Heart - Virtual Reality
- Observe the flow of blood through the chambers of the heart and the Great Vessels
- Demonstrate the contents of the chambers of the heart and their spatial relationships
- Observe the functionality of the cusps in the heart, and appreciate the differences among them
- Review the spatial relationships among the chambers of the heart
- Individual exploration of the space immersed in VR during a scheduled lab station time
- Faculty physically present to troubleshoot and answer content questions
- Link to access the space on desktop, or VR if the students had their own devices, provided for personal use
As users enter the experience in VR they find themselves standing within the right atrium of the heart and progress through all 4 chambers. When standing within each chamber audio narration guides the students to identify key structures labeled within the space. Videos placed at the location of the cusps demonstrated their functionality and blood cells (colored blue in the right chambers, red in the left) could be observed moving according to the flow of blood for orientation and dynamism. At any time users could look down at their feet to see a label of what chamber they were standing in. Between the right ventricle and left atrium users were presented a video of the semilunar valve accompanied by audio narration of its functionality. Additional interactions include prompts to stick their heads through the fossa ovalis while in the right atrium to view the left atrium on the other side of the wall.

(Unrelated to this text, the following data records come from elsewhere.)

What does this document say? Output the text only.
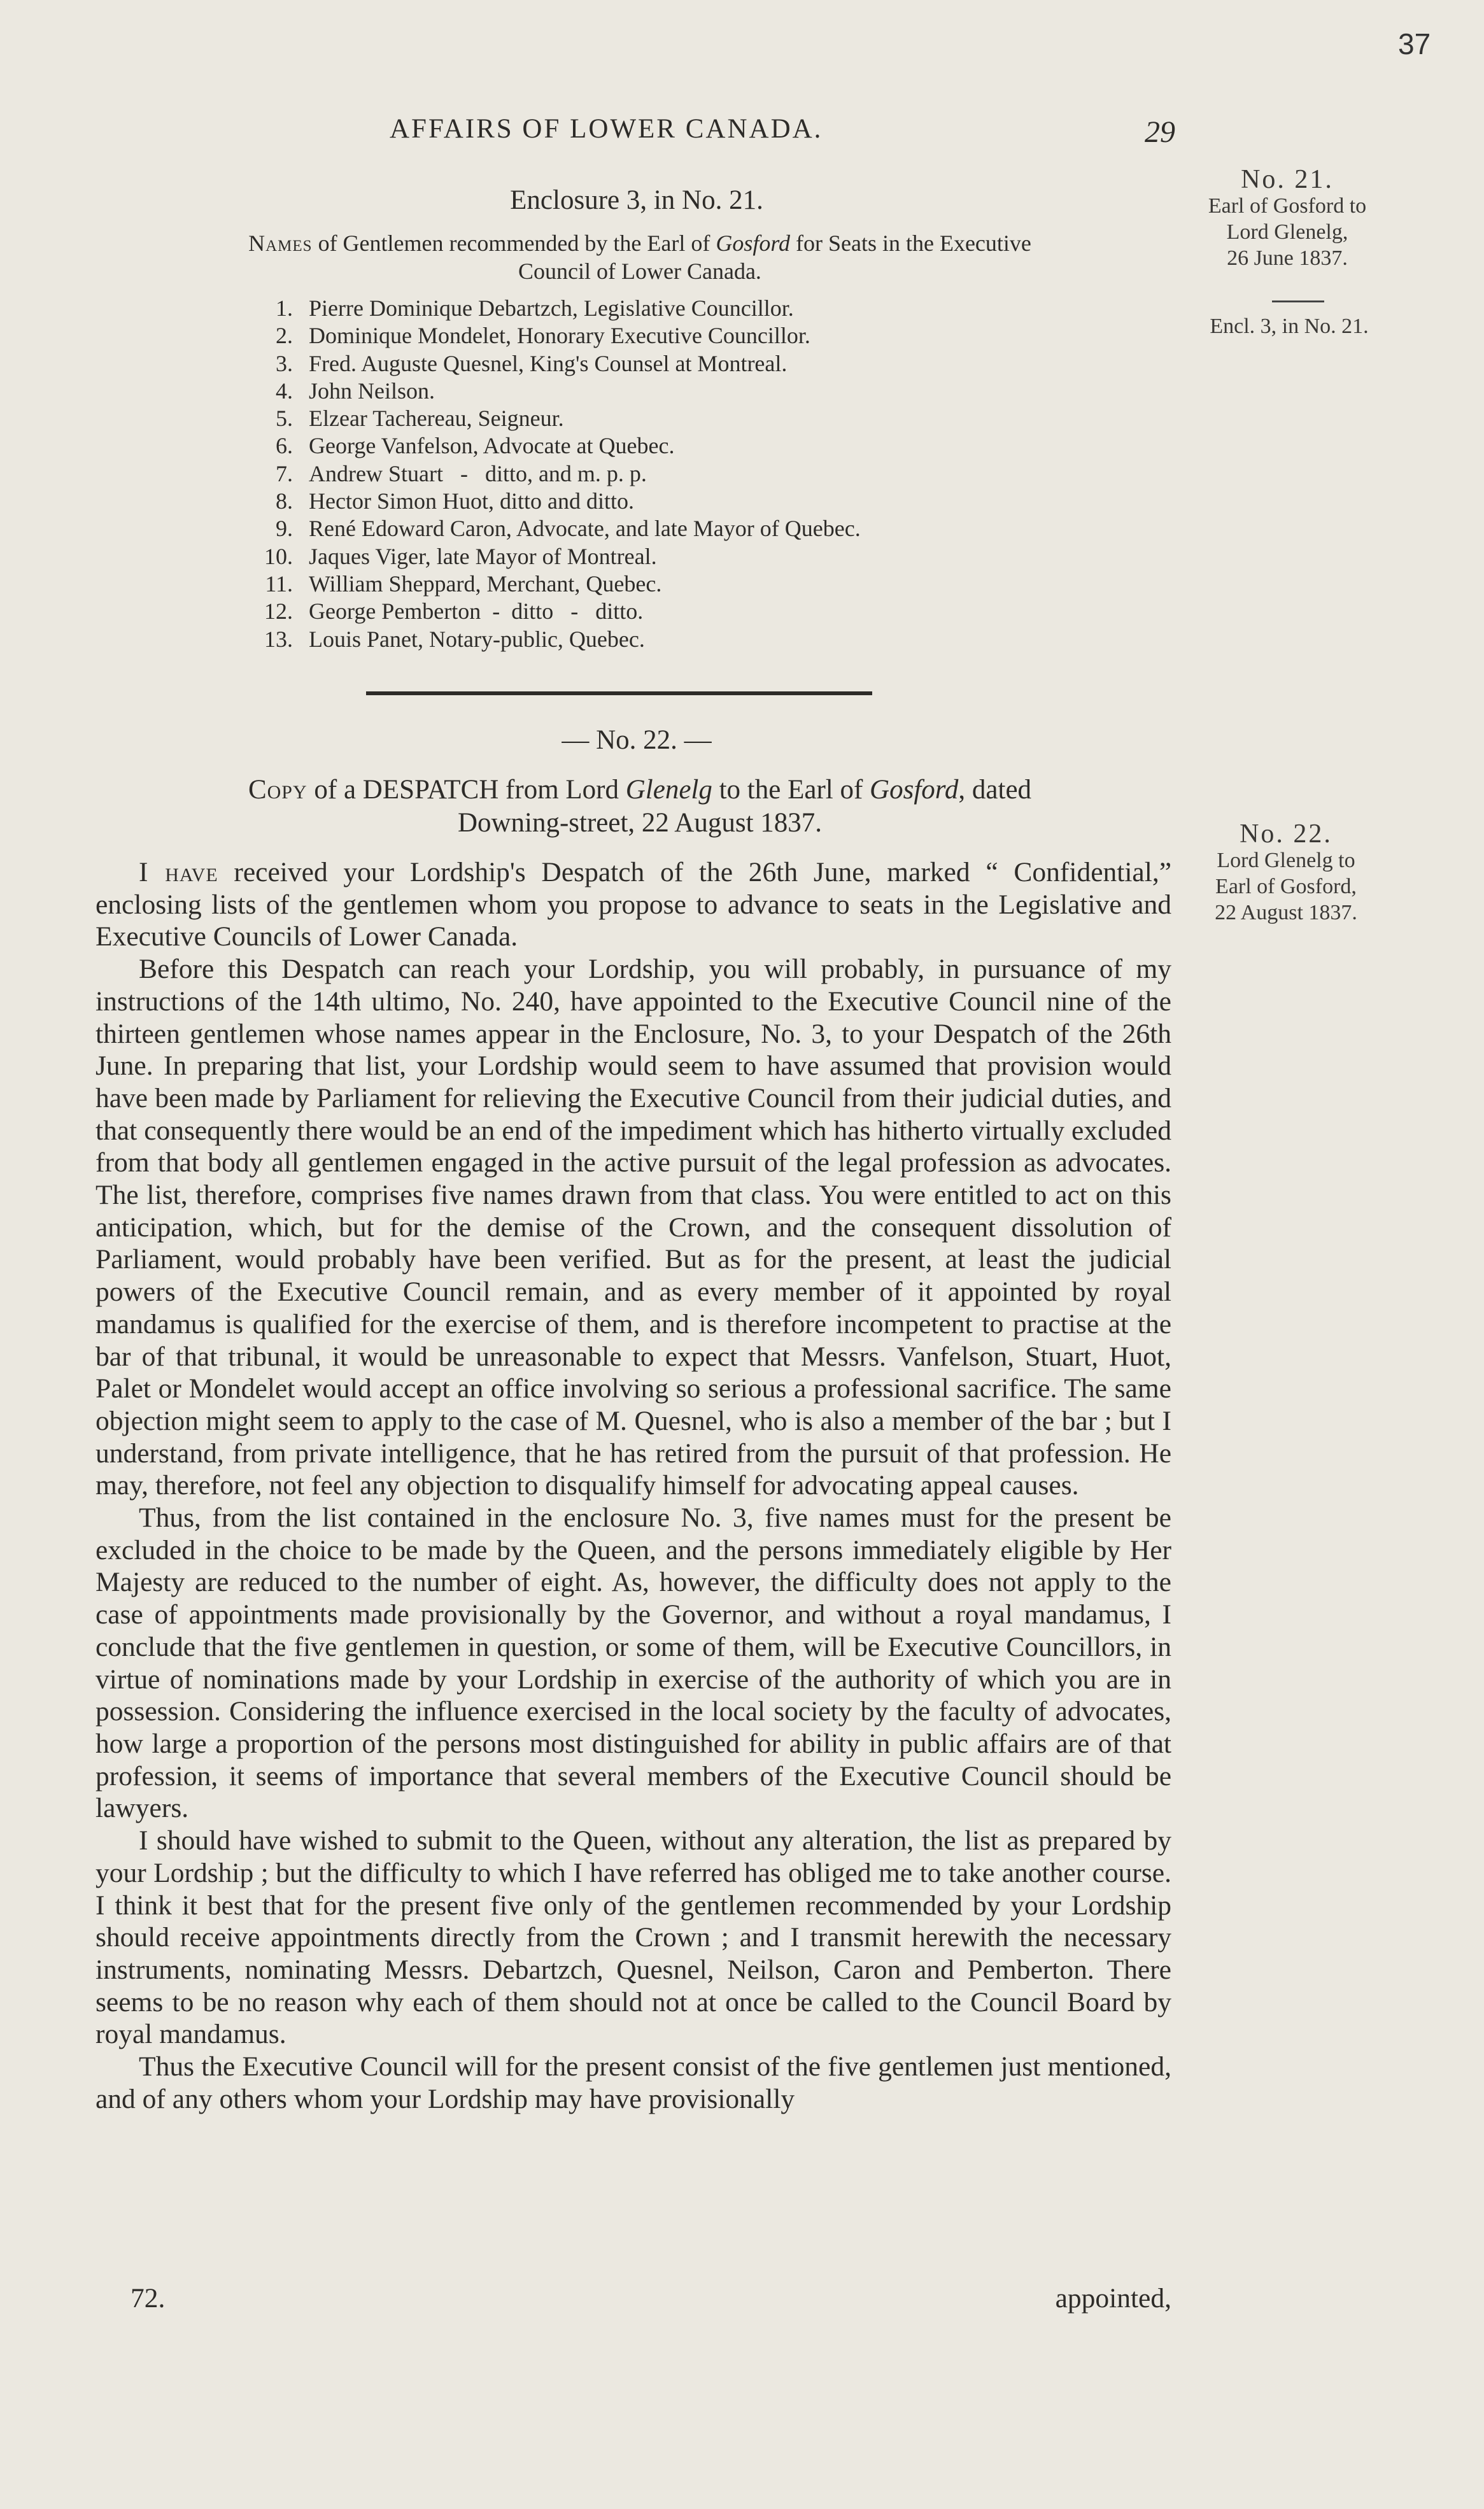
37
AFFAIRS OF LOWER CANADA.	29
No. 21.
Earl of Gosford to
Lord Glenelg,
26 June 1837.
Encl. 3, in No. 21.
Enclosure 3, in No. 21.
Names of Gentlemen recommended by the Earl of Gosford for Seats in the Executive
Council of Lower Canada.
1. Pierre Dominique Debartzch, Legislative Councillor.
2. Dominique Mondelet, Honorary Executive Councillor.
3. Fred. Auguste Quesnel, King's Counsel at Montreal.
4. John Neilson.
5. Elzear Tachereau, Seigneur.
6. George Vanfelson, Advocate at Quebec.
7. Andrew Stuart   -   ditto, and m. p. p.
8. Hector Simon Huot, ditto and ditto.
9. René Edoward Caron, Advocate, and late Mayor of Quebec.
10. Jaques Viger, late Mayor of Montreal.
11. William Sheppard, Merchant, Quebec.
12. George Pemberton  -  ditto   -   ditto.
13. Louis Panet, Notary-public, Quebec.
— No. 22. —
Copy of a DESPATCH from Lord Glenelg to the Earl of Gosford, dated
Downing-street, 22 August 1837.	No. 22.
Lord Glenelg to
Earl of Gosford,
22 August 1837.

I have received your Lordship's Despatch of the 26th June, marked “ Confidential,” enclosing lists of the gentlemen whom you propose to advance to seats in the Legislative and Executive Councils of Lower Canada.

Before this Despatch can reach your Lordship, you will probably, in pursuance of my instructions of the 14th ultimo, No. 240, have appointed to the Executive Council nine of the thirteen gentlemen whose names appear in the Enclosure, No. 3, to your Despatch of the 26th June. In preparing that list, your Lordship would seem to have assumed that provision would have been made by Parliament for relieving the Executive Council from their judicial duties, and that consequently there would be an end of the impediment which has hitherto virtually excluded from that body all gentlemen engaged in the active pursuit of the legal profession as advocates. The list, therefore, comprises five names drawn from that class. You were entitled to act on this anticipation, which, but for the demise of the Crown, and the consequent dissolution of Parliament, would probably have been verified. But as for the present, at least the judicial powers of the Executive Council remain, and as every member of it appointed by royal mandamus is qualified for the exercise of them, and is therefore incompetent to practise at the bar of that tribunal, it would be unreasonable to expect that Messrs. Vanfelson, Stuart, Huot, Palet or Mondelet would accept an office involving so serious a professional sacrifice. The same objection might seem to apply to the case of M. Quesnel, who is also a member of the bar ; but I understand, from private intelligence, that he has retired from the pursuit of that profession. He may, therefore, not feel any objection to disqualify himself for advocating appeal causes.

Thus, from the list contained in the enclosure No. 3, five names must for the present be excluded in the choice to be made by the Queen, and the persons immediately eligible by Her Majesty are reduced to the number of eight. As, however, the difficulty does not apply to the case of appointments made provisionally by the Governor, and without a royal mandamus, I conclude that the five gentlemen in question, or some of them, will be Executive Councillors, in virtue of nominations made by your Lordship in exercise of the authority of which you are in possession. Considering the influence exercised in the local society by the faculty of advocates, how large a proportion of the persons most distinguished for ability in public affairs are of that profession, it seems of importance that several members of the Executive Council should be lawyers.

I should have wished to submit to the Queen, without any alteration, the list as prepared by your Lordship ; but the difficulty to which I have referred has obliged me to take another course. I think it best that for the present five only of the gentlemen recommended by your Lordship should receive appointments directly from the Crown ; and I transmit herewith the necessary instruments, nominating Messrs. Debartzch, Quesnel, Neilson, Caron and Pemberton. There seems to be no reason why each of them should not at once be called to the Council Board by royal mandamus.

Thus the Executive Council will for the present consist of the five gentlemen just mentioned, and of any others whom your Lordship may have provisionally

72.	appointed,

An undetailed 3D model of a human heart created by Anna Sieban was downloaded from E-Learning UMCG’s sketchfab page. The downloaded model was imported into Adobe Medium, a virtual reality digital model sculpting program. There, Kristen Ramirez added more detailed topology, accentuated anatomical features, and added realistic coloring to the model.
The University of Minnesota hosts the Atlas of Human Cardiac Anatomy of downloadable video files from within functioning hearts. Videos of cusp functioning were added to the 3D heart in Spoke, inserted as a plane scaled to match the size and location in the 3D object.